By: Zia Ur Rehman
Karachi: Sanam, 27, a transgender community member who is known as Faisal Ali in her family, is a supporter of the Pakistan Tehreek-e-Insaf for the last three years. Living in the neighbourhood of Quaidabad, the walls of his room are covered with posters of PTI chief Imran Khan and the party’s electoral symbol, a cricket bat.
Sanam wants to vote for the PTI candidate in her area running in local government polls.
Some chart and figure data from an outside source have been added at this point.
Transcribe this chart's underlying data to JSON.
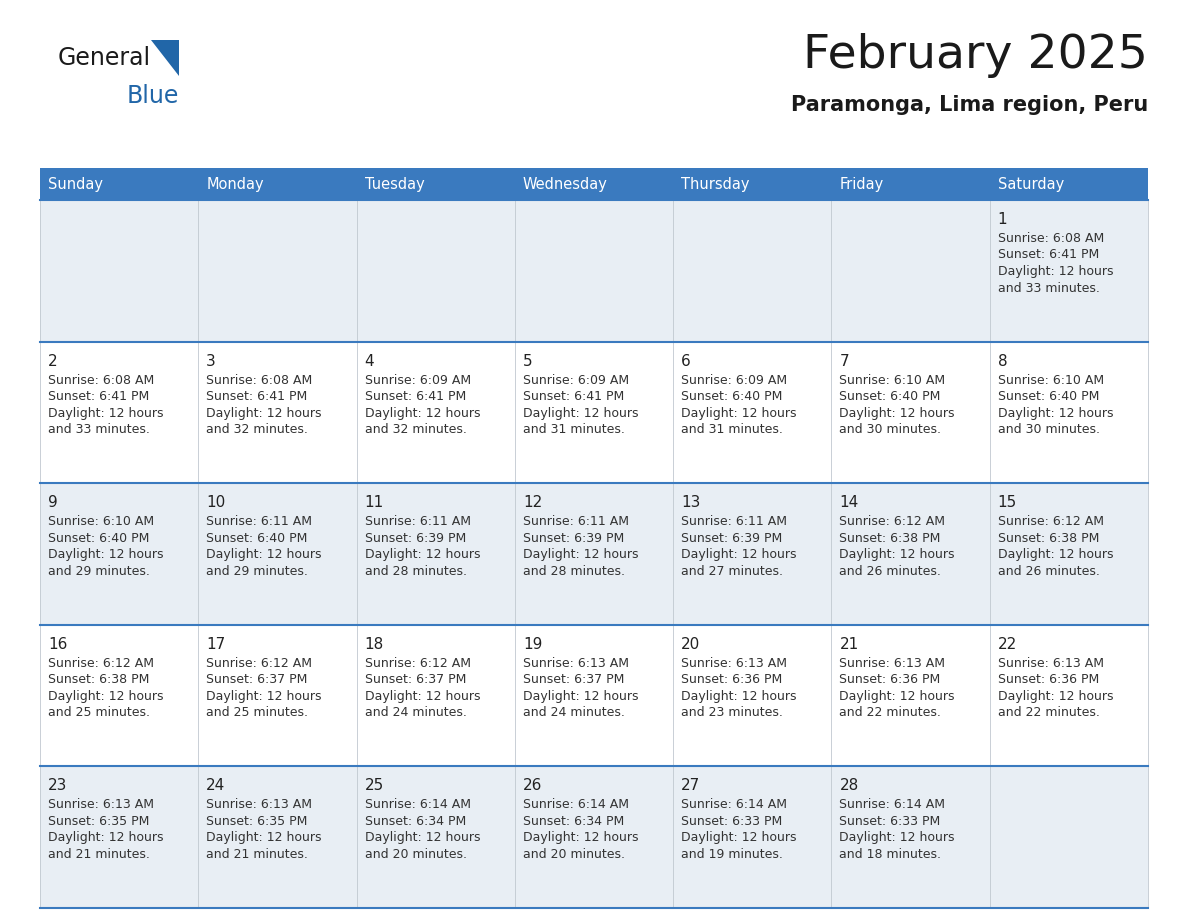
{
  "title": "February 2025",
  "subtitle": "Paramonga, Lima region, Peru",
  "header_color": "#3a7abf",
  "header_text_color": "#ffffff",
  "day_names": [
    "Sunday",
    "Monday",
    "Tuesday",
    "Wednesday",
    "Thursday",
    "Friday",
    "Saturday"
  ],
  "cell_bg_light": "#e8eef4",
  "cell_bg_white": "#ffffff",
  "border_color": "#3a7abf",
  "text_color": "#333333",
  "days": [
    {
      "day": 1,
      "col": 6,
      "row": 0,
      "sunrise": "6:08 AM",
      "sunset": "6:41 PM",
      "daylight": "12 hours and 33 minutes"
    },
    {
      "day": 2,
      "col": 0,
      "row": 1,
      "sunrise": "6:08 AM",
      "sunset": "6:41 PM",
      "daylight": "12 hours and 33 minutes"
    },
    {
      "day": 3,
      "col": 1,
      "row": 1,
      "sunrise": "6:08 AM",
      "sunset": "6:41 PM",
      "daylight": "12 hours and 32 minutes"
    },
    {
      "day": 4,
      "col": 2,
      "row": 1,
      "sunrise": "6:09 AM",
      "sunset": "6:41 PM",
      "daylight": "12 hours and 32 minutes"
    },
    {
      "day": 5,
      "col": 3,
      "row": 1,
      "sunrise": "6:09 AM",
      "sunset": "6:41 PM",
      "daylight": "12 hours and 31 minutes"
    },
    {
      "day": 6,
      "col": 4,
      "row": 1,
      "sunrise": "6:09 AM",
      "sunset": "6:40 PM",
      "daylight": "12 hours and 31 minutes"
    },
    {
      "day": 7,
      "col": 5,
      "row": 1,
      "sunrise": "6:10 AM",
      "sunset": "6:40 PM",
      "daylight": "12 hours and 30 minutes"
    },
    {
      "day": 8,
      "col": 6,
      "row": 1,
      "sunrise": "6:10 AM",
      "sunset": "6:40 PM",
      "daylight": "12 hours and 30 minutes"
    },
    {
      "day": 9,
      "col": 0,
      "row": 2,
      "sunrise": "6:10 AM",
      "sunset": "6:40 PM",
      "daylight": "12 hours and 29 minutes"
    },
    {
      "day": 10,
      "col": 1,
      "row": 2,
      "sunrise": "6:11 AM",
      "sunset": "6:40 PM",
      "daylight": "12 hours and 29 minutes"
    },
    {
      "day": 11,
      "col": 2,
      "row": 2,
      "sunrise": "6:11 AM",
      "sunset": "6:39 PM",
      "daylight": "12 hours and 28 minutes"
    },
    {
      "day": 12,
      "col": 3,
      "row": 2,
      "sunrise": "6:11 AM",
      "sunset": "6:39 PM",
      "daylight": "12 hours and 28 minutes"
    },
    {
      "day": 13,
      "col": 4,
      "row": 2,
      "sunrise": "6:11 AM",
      "sunset": "6:39 PM",
      "daylight": "12 hours and 27 minutes"
    },
    {
      "day": 14,
      "col": 5,
      "row": 2,
      "sunrise": "6:12 AM",
      "sunset": "6:38 PM",
      "daylight": "12 hours and 26 minutes"
    },
    {
      "day": 15,
      "col": 6,
      "row": 2,
      "sunrise": "6:12 AM",
      "sunset": "6:38 PM",
      "daylight": "12 hours and 26 minutes"
    },
    {
      "day": 16,
      "col": 0,
      "row": 3,
      "sunrise": "6:12 AM",
      "sunset": "6:38 PM",
      "daylight": "12 hours and 25 minutes"
    },
    {
      "day": 17,
      "col": 1,
      "row": 3,
      "sunrise": "6:12 AM",
      "sunset": "6:37 PM",
      "daylight": "12 hours and 25 minutes"
    },
    {
      "day": 18,
      "col": 2,
      "row": 3,
      "sunrise": "6:12 AM",
      "sunset": "6:37 PM",
      "daylight": "12 hours and 24 minutes"
    },
    {
      "day": 19,
      "col": 3,
      "row": 3,
      "sunrise": "6:13 AM",
      "sunset": "6:37 PM",
      "daylight": "12 hours and 24 minutes"
    },
    {
      "day": 20,
      "col": 4,
      "row": 3,
      "sunrise": "6:13 AM",
      "sunset": "6:36 PM",
      "daylight": "12 hours and 23 minutes"
    },
    {
      "day": 21,
      "col": 5,
      "row": 3,
      "sunrise": "6:13 AM",
      "sunset": "6:36 PM",
      "daylight": "12 hours and 22 minutes"
    },
    {
      "day": 22,
      "col": 6,
      "row": 3,
      "sunrise": "6:13 AM",
      "sunset": "6:36 PM",
      "daylight": "12 hours and 22 minutes"
    },
    {
      "day": 23,
      "col": 0,
      "row": 4,
      "sunrise": "6:13 AM",
      "sunset": "6:35 PM",
      "daylight": "12 hours and 21 minutes"
    },
    {
      "day": 24,
      "col": 1,
      "row": 4,
      "sunrise": "6:13 AM",
      "sunset": "6:35 PM",
      "daylight": "12 hours and 21 minutes"
    },
    {
      "day": 25,
      "col": 2,
      "row": 4,
      "sunrise": "6:14 AM",
      "sunset": "6:34 PM",
      "daylight": "12 hours and 20 minutes"
    },
    {
      "day": 26,
      "col": 3,
      "row": 4,
      "sunrise": "6:14 AM",
      "sunset": "6:34 PM",
      "daylight": "12 hours and 20 minutes"
    },
    {
      "day": 27,
      "col": 4,
      "row": 4,
      "sunrise": "6:14 AM",
      "sunset": "6:33 PM",
      "daylight": "12 hours and 19 minutes"
    },
    {
      "day": 28,
      "col": 5,
      "row": 4,
      "sunrise": "6:14 AM",
      "sunset": "6:33 PM",
      "daylight": "12 hours and 18 minutes"
    }
  ]
}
But she fears that she might be ridiculed, or worse, attacked, at the polling station. “Women won’t allow me in their queues while men will harass me.”
Realising the community’s concerns and to ensure that its members exercise their right to vote, a transgender community rights body has demanded that the government should take steps to ensure their participation in the polls.
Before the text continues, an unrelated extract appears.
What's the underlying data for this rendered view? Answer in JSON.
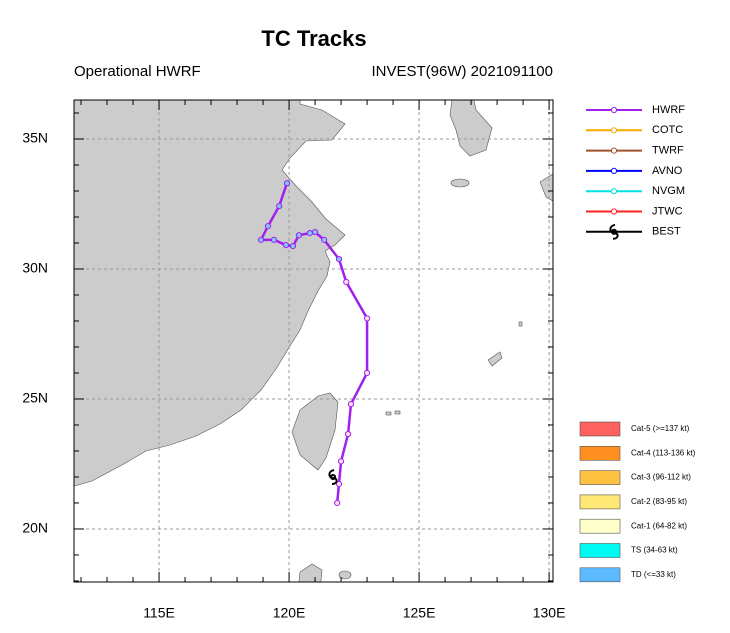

“We understand that the election commission can’t arrange separate queues for members of the transgender community because of their few numbers,” said Bindiya Rana, a leader of the Gender Interactive Alliance (GIA), a group working for the rights of transgender people in the country. “But at least they can exempt us from standing in queues,” she added.
Rana and a handful of others were the first of Pakistan’s transgender community who had participated in the 2013 general elections.
However, none of them are contesting in the upcoming local government polls in the city.
Rana, who was a candidate in PS-114, a constituency comprising Mehmoodabad and Azam Basti neighbourhoods, said they had participated in the general elections just to show that the community was capable of participating in parliamentary politics.
“I wasn’t elected in the poll but our step to run as candidates was the community’s victory.”
She also filed a case in the apex court to have her nomination papers accepted after doubts were raised over her gender. Rana said the decision in her favour had paved the way for future candidates from the community.
Although there are no official statistics available, Rana said there were over 3,000 transgender community voters in different parts of the city, mainly in Gizri, New Karachi, Mehmoodabaad and Quaidabad.
Rana said the transgender population was not large enough to enable its members to run in the local government polls. “There are reserved seats for women, youth, labourers and non-Muslims at the union committee and district level, but none for the transgender community.”
Some members of the community are not enthusiastic about the local government polls.
“A large section of the society don’t accept us as humans and instead of providing us with our basic rights, constantly harasses us,” said Salma, 21, a transgender community member living in Gizri.
“The society’s attitude has compelled us to not participate in social gatherings and activities including elections and limited us to our own community,” she maintained.
Rana Asif Habib, a social activist working closely with the transgender community, seconded the community’s demand for separate arrangements for its members at polling stations. “No one can deny the discrimination and harassment that this community faces in Pakistan. Therefore, its demands are more than legitimate and deserve due attention,” he said
Habib added that there should at least be one reserved seat for the transgender community at the district level so that there could be someone representing them among the decision-makers.